Sunday, July 31, 2011

Bump in the Road


So I don't know why I feel this way...
Every time I go to the Clark page to register - or even think about it - I get so "sick" inside. Not actually nauseous, but very dark and dread and doom feeling.
Actually I do know why I feel this way, because of this little beautiful angel:
Wait! Not that one, this one:

3 Months after these cutie pie was born, I was back to work. Twice a week I had to leave him with his grandma - which was a great deal for her, and essential for our budget - but it was a raw deal for my emotions and the want/need to be a Stay at Home Mom. Even now, he is almost 2, I still feel that ache every time I close the door.

As I was sitting here trying to analyze this doomsday feeling over registering, I realized that if I hate leaving my child then why would I purposefully set out on a path that would end up with me gone most of his childhood. I've never been through a Nursing Program, but I'm sure it's not a few hours a week - it's a big commitment. And I have such a hard time intentionally signing up for that. Plus at the moment I'm trying to have more children.... how is that going to work?
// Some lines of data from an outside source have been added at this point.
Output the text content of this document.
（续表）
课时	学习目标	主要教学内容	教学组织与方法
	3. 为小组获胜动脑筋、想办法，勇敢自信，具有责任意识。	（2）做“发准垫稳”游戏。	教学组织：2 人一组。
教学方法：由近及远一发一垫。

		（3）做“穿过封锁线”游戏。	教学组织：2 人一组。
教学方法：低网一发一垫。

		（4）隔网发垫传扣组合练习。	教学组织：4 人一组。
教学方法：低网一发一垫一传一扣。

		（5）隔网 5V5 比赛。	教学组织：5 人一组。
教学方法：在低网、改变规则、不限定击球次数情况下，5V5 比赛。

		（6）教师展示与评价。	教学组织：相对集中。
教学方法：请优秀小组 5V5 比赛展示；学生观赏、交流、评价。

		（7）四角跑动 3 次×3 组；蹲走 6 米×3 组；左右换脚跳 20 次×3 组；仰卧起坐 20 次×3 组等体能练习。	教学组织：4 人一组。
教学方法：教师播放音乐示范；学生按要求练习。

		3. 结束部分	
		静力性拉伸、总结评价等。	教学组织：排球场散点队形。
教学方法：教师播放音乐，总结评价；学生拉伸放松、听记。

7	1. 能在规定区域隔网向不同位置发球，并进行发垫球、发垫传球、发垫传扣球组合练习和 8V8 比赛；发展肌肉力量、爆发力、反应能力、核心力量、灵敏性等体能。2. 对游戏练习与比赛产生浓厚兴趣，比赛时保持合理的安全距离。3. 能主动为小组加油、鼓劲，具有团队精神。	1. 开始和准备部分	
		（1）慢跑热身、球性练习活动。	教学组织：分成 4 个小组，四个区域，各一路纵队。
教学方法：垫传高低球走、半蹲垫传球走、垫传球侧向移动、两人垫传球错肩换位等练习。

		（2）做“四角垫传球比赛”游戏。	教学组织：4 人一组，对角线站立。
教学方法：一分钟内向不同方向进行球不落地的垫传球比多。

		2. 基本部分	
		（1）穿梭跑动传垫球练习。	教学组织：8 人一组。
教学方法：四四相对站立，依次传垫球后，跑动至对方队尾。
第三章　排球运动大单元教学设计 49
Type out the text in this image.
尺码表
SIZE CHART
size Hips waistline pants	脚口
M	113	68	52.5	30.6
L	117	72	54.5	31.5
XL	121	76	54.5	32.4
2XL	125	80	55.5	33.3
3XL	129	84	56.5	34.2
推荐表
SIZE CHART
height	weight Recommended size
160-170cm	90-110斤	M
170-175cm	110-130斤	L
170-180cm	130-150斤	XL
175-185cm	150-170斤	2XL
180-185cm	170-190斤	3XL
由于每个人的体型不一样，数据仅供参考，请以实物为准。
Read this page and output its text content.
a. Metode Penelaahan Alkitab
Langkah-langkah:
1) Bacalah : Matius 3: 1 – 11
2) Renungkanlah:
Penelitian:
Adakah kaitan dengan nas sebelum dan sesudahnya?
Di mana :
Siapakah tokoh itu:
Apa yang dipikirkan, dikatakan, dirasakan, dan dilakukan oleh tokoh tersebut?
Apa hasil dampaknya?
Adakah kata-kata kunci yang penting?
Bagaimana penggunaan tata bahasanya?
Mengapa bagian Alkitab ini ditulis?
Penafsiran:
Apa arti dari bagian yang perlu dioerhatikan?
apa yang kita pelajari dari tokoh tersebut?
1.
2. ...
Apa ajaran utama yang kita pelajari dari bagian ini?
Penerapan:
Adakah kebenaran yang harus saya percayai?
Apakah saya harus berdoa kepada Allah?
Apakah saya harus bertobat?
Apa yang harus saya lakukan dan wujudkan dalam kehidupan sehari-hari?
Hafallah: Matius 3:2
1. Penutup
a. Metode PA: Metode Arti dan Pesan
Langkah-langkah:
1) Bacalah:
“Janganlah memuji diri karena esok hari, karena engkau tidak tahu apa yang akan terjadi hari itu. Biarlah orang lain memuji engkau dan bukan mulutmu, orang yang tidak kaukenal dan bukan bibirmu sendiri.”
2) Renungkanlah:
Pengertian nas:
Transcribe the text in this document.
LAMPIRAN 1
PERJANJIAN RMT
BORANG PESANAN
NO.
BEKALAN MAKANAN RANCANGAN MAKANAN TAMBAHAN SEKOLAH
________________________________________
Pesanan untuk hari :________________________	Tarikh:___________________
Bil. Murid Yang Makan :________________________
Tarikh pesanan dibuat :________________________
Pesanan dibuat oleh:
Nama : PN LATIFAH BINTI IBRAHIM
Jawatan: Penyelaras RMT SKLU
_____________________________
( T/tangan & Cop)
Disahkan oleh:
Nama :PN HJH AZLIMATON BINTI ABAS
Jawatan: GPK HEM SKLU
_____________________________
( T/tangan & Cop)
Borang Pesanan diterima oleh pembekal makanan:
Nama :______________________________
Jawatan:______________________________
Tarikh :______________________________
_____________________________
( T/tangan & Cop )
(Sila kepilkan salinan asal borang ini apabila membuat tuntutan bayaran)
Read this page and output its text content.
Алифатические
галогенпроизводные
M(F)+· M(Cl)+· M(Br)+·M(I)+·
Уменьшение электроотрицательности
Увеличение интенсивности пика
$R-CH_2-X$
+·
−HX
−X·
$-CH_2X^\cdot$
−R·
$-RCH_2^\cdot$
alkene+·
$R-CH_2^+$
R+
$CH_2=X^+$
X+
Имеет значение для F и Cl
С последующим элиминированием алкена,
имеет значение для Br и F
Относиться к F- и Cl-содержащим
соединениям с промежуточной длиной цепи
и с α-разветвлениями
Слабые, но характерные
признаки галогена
I will schedule my classes around the babies nursing schedule (that's a little funny, since I'll be taking breaks from my nursing classes, to nurse - get it? no? that's ok.) and naps and still find the energy to study like crazy?

Speaking with Husband about these feelings doesn't really help resolve the issue. He thinks it would easier to go to school now while the the child we have is small and get it over with rather than trying to find time when we have more and they are older. And he's probably right. But I just can't bring myself to do it. It's been a week and a half since I've been eligible for registration.

One plan that does bring me hope is to become a Doula/Bradley instructor first. From my early research, it's not a 6-7 year timeline I'm looking at, more like a weekend seminar, logged hours, and paperwork (not to mention FEES). It seems a much more flexible option to have while in my baby- bearing/rearing years. Plus it will give me a lot of experience, which is really one of the best educators.

In my head it seems logical that I will be able to start school once all my children are in school, so that I can somewhat coincide my schedules with theirs. And hopefully at that point, Husband's work will also be at a point where income won't be a constant issue.

I just don't want to look back on my life and regret not spending more time with my kids, not hugging them enough, not playing fort and house enough, not having time to listen to their mini-recitals for the newest song they've learned, etc. While birth and all aspects of it still fascinate me and bring me joy, being a midwife does not even come near any of the above mentioned activities.

This post is a little scattered. I apologize, my thoughts are likewise scattered at the moment.